Heavy clashes between the PYD and FSA continue in Rasulayn (Serekaniye in Kurdish). Rasulayn is an area of Syria's al-Hasakah province a few hundred meters from the Turkish town of Ceylanpınar, Şanlıurfa province.
Idris is currently in Ankara to talk with Turkish officials as concerns over the possibility of a PYD-controlled autonomous Kurdish region in Syria have risen in Turkey. Many are worried that the emergence of Kurdish autonomy in Syria could embolden PKK terrorists fighting for autonomy in Turkey.

'PYD filled void FSA left in Rasulayn'

Idris said the PYD won ground in Rasulayn by filling the void the FSA left in the region after it shifted troops to the al-Malikiyah and Qamishli regions, also in al-Hasakah.
“We have now a very heavy fight in al-Malikiyah. We are trying to take control of a military airport at Qamishli. We have directed our troops and focused on these regions. The PYD took a chance and got control of Rasulayn,” Idris said.
Idris also said that the FSA is losing ground in their battle with the Syrian regime, while they are also struggling armed groups like al-Nusra, an al-Qaeda affiliate, in addition to the PYD.
Al-Nusra, Idris said, is fighting for control over Syria's oil, natural gas and grain stocks.
Meanwhile, al-Nusra leader Abu Mussab, who was recently kidnapped by PYD fighters, was freed on Sunday, according to Reuters. However, pro-opposition activists gave conflicting reports of how the Islamist brigade commander in the Syrian town of Tel Abyad near the Turkish border came to be free.

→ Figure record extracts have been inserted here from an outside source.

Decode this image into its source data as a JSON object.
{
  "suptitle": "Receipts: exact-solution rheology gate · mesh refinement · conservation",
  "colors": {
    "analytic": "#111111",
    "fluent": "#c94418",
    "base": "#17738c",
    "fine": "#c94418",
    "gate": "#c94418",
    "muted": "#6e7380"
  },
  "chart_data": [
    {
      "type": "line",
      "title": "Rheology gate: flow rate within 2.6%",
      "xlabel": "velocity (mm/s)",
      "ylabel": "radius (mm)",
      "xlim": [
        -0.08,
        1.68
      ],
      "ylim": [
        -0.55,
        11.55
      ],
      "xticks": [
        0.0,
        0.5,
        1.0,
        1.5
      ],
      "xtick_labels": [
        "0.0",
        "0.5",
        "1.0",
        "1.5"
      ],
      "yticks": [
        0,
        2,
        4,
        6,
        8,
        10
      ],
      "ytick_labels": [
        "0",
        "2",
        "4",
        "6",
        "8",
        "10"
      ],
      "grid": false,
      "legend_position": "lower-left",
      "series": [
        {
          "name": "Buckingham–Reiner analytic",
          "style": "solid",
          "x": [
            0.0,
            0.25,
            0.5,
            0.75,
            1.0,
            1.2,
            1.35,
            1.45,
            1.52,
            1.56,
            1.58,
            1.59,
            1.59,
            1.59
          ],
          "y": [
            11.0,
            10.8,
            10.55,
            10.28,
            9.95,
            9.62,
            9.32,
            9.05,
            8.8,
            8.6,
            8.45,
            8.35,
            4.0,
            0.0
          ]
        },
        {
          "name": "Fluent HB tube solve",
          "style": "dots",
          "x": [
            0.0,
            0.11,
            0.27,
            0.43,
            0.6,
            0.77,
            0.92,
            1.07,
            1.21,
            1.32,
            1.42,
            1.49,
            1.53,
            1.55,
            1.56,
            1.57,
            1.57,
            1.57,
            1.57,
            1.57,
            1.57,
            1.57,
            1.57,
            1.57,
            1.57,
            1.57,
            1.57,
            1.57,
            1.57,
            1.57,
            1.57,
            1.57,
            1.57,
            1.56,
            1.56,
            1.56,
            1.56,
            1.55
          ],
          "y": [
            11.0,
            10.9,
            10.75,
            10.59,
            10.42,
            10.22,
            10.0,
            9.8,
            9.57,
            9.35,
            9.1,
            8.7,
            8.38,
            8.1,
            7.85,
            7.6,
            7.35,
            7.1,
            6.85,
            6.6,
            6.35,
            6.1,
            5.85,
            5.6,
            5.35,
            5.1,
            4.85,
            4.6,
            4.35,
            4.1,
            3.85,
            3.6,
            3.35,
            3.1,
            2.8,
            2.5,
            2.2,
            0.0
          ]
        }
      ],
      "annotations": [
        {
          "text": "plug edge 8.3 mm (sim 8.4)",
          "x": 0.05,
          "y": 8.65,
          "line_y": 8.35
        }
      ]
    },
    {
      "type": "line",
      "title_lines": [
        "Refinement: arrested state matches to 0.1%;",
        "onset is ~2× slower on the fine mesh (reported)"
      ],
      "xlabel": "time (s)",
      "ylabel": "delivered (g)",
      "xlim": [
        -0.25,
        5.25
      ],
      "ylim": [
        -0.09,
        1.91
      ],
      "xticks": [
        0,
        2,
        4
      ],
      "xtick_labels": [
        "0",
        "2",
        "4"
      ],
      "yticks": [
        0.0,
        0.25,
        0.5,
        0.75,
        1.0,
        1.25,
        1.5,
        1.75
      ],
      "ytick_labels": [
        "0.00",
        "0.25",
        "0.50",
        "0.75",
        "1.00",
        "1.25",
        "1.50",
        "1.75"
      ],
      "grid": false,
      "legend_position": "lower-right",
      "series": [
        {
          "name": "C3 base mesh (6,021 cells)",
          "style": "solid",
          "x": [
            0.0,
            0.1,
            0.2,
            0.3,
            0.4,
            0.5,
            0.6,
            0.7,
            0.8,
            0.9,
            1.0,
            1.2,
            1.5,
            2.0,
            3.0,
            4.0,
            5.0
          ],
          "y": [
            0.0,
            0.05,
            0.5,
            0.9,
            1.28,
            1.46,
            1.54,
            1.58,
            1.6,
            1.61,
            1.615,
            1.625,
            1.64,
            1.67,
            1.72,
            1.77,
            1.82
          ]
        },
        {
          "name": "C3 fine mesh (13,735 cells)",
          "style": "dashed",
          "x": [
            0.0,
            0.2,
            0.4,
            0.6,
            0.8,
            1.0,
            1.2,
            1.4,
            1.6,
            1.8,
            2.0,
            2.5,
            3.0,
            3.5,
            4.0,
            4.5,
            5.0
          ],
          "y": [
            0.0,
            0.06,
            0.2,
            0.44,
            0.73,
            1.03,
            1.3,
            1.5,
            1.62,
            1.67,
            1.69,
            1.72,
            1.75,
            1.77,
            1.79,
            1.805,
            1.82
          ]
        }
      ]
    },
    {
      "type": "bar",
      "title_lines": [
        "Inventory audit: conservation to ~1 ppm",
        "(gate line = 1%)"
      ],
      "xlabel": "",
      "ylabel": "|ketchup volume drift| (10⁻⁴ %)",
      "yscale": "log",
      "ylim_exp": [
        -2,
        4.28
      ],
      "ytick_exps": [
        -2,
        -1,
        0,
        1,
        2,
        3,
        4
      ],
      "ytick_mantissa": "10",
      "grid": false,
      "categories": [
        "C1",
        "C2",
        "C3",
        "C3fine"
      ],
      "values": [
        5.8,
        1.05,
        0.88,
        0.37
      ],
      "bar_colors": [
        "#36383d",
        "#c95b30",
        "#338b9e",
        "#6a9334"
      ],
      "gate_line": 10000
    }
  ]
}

Kurdish activist says Syria developments could hinder settlement process

Meanwhile, Seydi Fırat, a member of the Democratic Society Congress (DTK) affiliated with the pro-Kurdish Peace and Democracy Party (BDP), has said that the PYD is preparing to declare autonomy.
“The [PKK terrorism settlement] process has the potential to get blocked. The KCK [an umbrella group of the PKK] is concerned about speculations on Turkish support for attacks [on Kurdish regions.] The developments in Syria also have the potential to block the [PKK terrorism settlement] process,” Fırat told Turkey's Bugün daily.